Tarihçi Bekir Manav, Osmanlı Devleti’nin 19. yüzyıl başındaki idari düzeni içinde Isparta’nın önemli bir konuma sahip olduğunu belirterek, kentin o dönemki sosyal ve kültürel yapısına ilişkin dikkat çeken bilgiler paylaştı.

Osmanlı’nın 12 büyük eyalete ayrıldığı bu dönemde Isparta, ikinci büyük eyalet olan Anadolu Eyaleti’ne bağlı bir sancak merkezi olarak yer aldı. Anadolu Eyaleti’nin toplam 21 kazasından biri olan Isparta, aynı zamanda Eğridir, Barla, Gönen, Keçiborlu ve Yalvaç gibi önemli yerleşimlerle birlikte eyaletin batı hattında stratejik bir merkez konumundaydı.
“Sancak merkezliği yapan güçlü bir şehir”
Tarihçi Bekir Manav, Isparta’nın 19. yüzyıldaki konumunu şu başlıklarla özetledi:
• Sancak merkezliği yaptı.
• Sadr-ı âzam yetiştiren bir merkezdi.
• Güvenli ve olaysız bir şehir olarak biliniyordu.

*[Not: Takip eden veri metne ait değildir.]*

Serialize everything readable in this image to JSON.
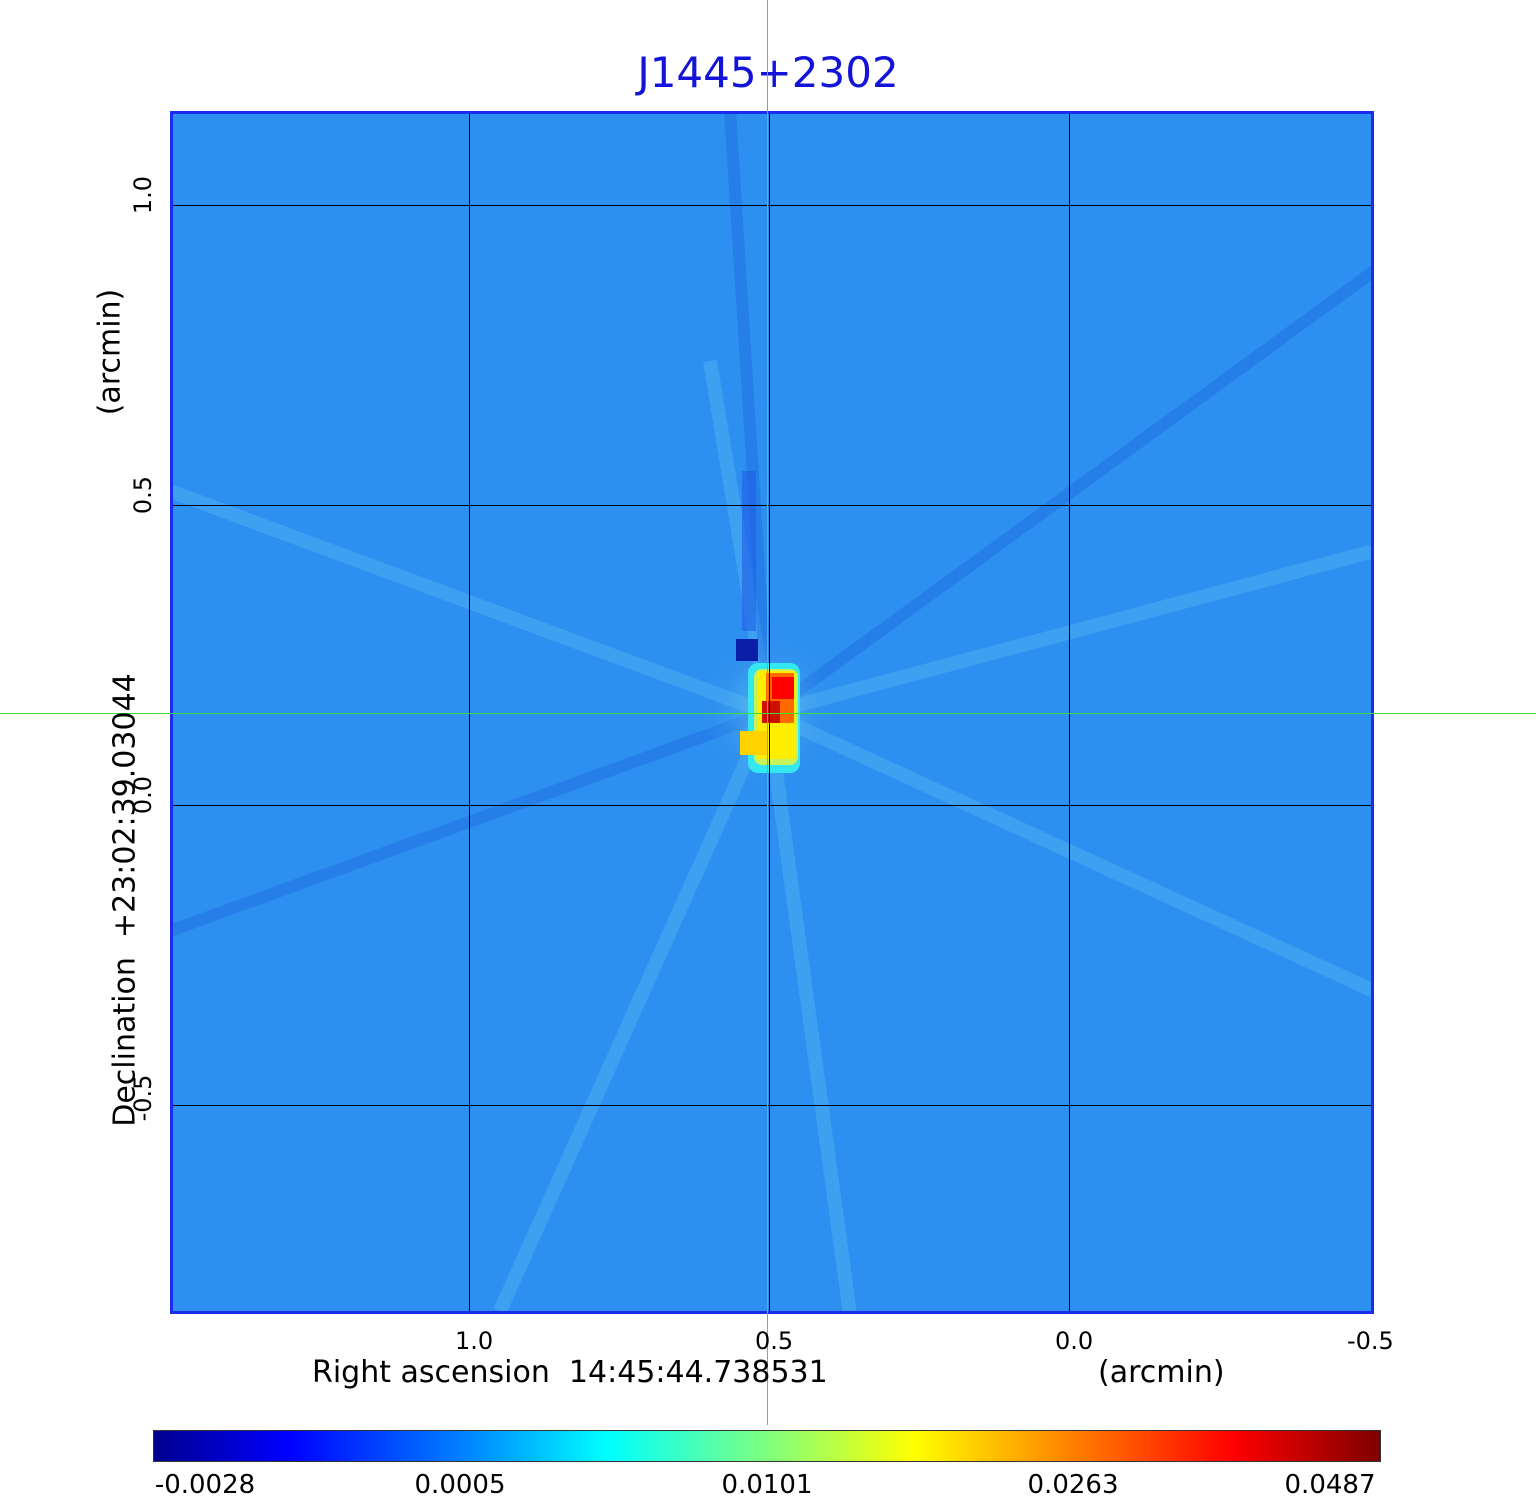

• İlim merkezleri arasında önemli bir yere sahipti.
• Bol su kaynakları ve geniş bostanlarıyla meşhurdu.
• Padişah hocaları yetiştiren bir eğitim merkeziydi.
• Yörük hareketlerinin merkezi durumundaydı.

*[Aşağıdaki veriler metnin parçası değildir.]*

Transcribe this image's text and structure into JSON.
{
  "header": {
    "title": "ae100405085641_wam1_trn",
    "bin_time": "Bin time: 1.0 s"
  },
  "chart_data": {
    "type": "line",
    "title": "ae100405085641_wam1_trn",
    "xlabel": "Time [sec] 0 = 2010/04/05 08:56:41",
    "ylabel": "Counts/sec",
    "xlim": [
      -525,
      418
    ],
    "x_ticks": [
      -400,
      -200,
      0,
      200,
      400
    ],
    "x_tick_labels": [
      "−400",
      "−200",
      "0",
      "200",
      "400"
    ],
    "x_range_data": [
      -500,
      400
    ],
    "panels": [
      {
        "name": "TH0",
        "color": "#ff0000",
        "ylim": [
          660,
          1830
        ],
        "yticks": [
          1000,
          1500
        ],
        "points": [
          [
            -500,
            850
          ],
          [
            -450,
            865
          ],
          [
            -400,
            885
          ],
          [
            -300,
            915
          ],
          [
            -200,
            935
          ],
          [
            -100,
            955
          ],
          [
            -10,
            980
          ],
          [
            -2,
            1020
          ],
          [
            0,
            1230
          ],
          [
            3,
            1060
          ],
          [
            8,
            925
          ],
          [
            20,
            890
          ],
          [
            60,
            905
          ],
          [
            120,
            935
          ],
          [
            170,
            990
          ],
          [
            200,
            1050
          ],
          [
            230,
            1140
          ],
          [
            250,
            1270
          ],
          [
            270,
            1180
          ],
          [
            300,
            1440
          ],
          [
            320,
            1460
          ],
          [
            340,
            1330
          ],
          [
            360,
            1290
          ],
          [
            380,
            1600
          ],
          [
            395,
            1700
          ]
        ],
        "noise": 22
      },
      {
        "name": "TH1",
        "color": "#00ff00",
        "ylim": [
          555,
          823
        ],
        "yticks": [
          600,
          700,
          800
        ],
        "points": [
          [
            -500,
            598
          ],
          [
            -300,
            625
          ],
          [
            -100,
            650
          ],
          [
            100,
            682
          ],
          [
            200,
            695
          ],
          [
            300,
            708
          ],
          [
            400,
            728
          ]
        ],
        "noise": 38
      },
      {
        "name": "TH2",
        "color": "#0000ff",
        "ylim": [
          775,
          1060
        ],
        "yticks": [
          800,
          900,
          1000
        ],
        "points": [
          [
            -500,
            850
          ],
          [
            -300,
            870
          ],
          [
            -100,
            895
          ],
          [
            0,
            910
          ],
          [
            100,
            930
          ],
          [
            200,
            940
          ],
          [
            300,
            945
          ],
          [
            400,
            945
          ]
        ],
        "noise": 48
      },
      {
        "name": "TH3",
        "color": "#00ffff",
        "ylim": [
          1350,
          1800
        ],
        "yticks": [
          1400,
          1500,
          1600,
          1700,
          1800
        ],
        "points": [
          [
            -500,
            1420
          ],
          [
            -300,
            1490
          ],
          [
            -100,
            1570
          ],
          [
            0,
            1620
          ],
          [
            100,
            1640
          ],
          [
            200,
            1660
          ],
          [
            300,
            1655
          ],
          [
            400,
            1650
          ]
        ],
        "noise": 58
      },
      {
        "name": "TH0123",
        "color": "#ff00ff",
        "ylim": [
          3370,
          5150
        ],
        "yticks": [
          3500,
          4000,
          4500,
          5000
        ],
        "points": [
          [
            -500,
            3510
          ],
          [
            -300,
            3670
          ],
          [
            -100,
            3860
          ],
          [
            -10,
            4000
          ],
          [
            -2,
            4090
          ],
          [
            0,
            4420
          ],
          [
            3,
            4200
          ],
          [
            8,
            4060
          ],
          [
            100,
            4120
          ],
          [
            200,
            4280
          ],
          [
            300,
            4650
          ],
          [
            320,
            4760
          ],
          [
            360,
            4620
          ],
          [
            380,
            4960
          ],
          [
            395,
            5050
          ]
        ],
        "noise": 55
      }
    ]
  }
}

• Ahilik ve zanaatkârlıkta zirve noktaya ulaşmıştı.
• Ortak bir medeniyet kültürü oluşturulmuştu.
• 50’ye yakın ziyaretgâh bulunuyordu.
Dönemin Isparta’sında sosyal hayatın detaylı envanteri
Manav’ın paylaştığı verilere göre, 19. yüzyıl başında Isparta’da:
• 14 cami,
• 8 medrese,
• 377 ciltlik bir kütüphane,
• 9 kilise,
• 1 rüştiye,
• 3 hurufat mektebi,
• 37 sıbyan mektebi,
• 6 hamam,
• 7 han,
• 3 şadırvan,
• 364 çeşme,
• 18 değirmen,
• 1 bedesten,
• 1 telgrafhane,
• 1 kışla,
• 1 hükümet konağı bulunuyordu.
Kentte ayrıca 101 tüccar, 25 bakkal, 11 fırın, 12 helvacı, 6 aşçı, 10 kasap, 200 keşkfer, 20 haffaf, 30 kunduracı, 14 muytap, 20 kalaycı, 21 demirci, 9 çilingir, 5 çakmakçı, 3 bakırcı, 7 kuyumcu, 12 nalbant, 14 semerci, 26 berber ve 108 çulha faaliyet gösteriyordu. Şehirde ayrıca 13 kahvehane de sosyal hayatın önemli alanlarından birini oluşturuyordu.
“Isparta, bölgenin güçlü merkezlerinden biriydi”
Tarihçi Bekir Manav, paylaştığı bu tarihsel verilerin Isparta’nın yalnızca bir sancak merkezi değil, aynı zamanda eğitimden ticarete, zanaatten askeri yapılara kadar geniş bir alanda gelişmiş bir şehir olduğunu gösterdiğini söyledi.
Manav’a göre, 19. yüzyıl başı itibarıyla Isparta, Osmanlı’nın batı coğrafyasında “güçlü, huzurlu ve üretken” merkezlerinden biri olarak dikkat çekiyordu.